I wan’t to be clear that this isn’t an isolated thing. When a parent home births and homeschools, they have total control over their children’s documents (including control over the very existence of those documents). I grew up knowing several homeschooling families that didn’t obtain social security numbers for their children. Even birth certificates were something you could forego if you picked the right midwife. Most homeschoolers obtain both birth certificates and social security numbers for their children—mine did, for example—so don’t think I’m saying this is all that common. What I am saying is that home birthing and homeschooling gives parents the ability to deprive their children of these documents in a way that they could not if they didn’t home birth and homeschool—and some parents, like Alecia Faith’s, take advantage of that.
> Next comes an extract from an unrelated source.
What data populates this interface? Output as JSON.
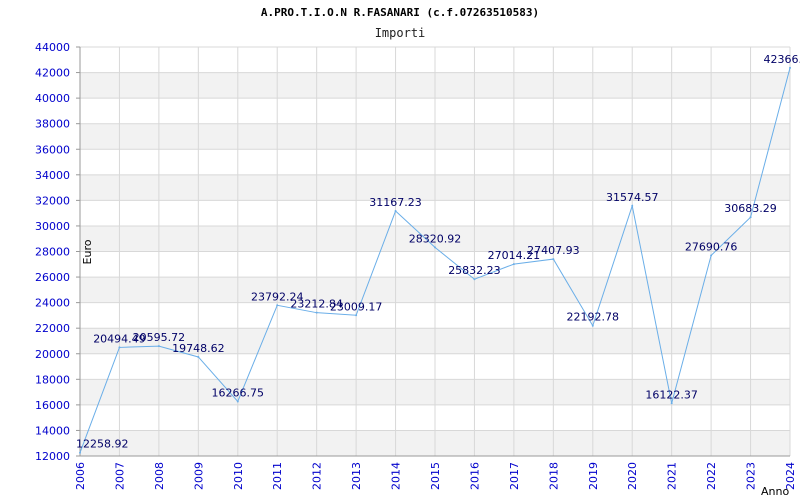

Children who attend public school can obtain copies of their transcripts years later. Homeschool alumni have to get those from their parents. In most cases this isn’t a problem, but when parents are controlling and manipulative, it can be a huge problem. I know someone who lived at home until she was 23 because her parents kept promising to give her her homeschool diploma and transcript, stringing her along for years. I know someone else whose parents told her they would only give her a diploma and transcript of she agreed to go to the Christian college they had picked out. You can read more stories like this here.
In her own comment on my post, a Christian homeschooling blogger stated this:
You understate how controlling Lisa is. It’s shocking really. I know because we used to be friends.
This blogger chose to remove this comment, so I am not going to name her here. But to me, this rather confirms what I said earlier—that Alecia Faith would not have left home unannounced if she didn’t have reason for doing so. Her older sister Grace wrote in her comment that she is making plans to move out herself, but then, she is 24 and the move has not yet taken place yet. Besides, I could see Alecia Faith’s parents realizing that they need to loosen up a bit on their older children or they risk losing them as they lost Alecia Faith, so things may be different in the home than they were when Alecia Faith fled.
In summary, any parent willing to actively prevent a child from getting her drivers license until she is 23 on the grounds that she is not “mature” enough to drive is extremely controlling and manipulative, and I am ver glad Alecia Faith managed to get out. You go, Alecia Faith!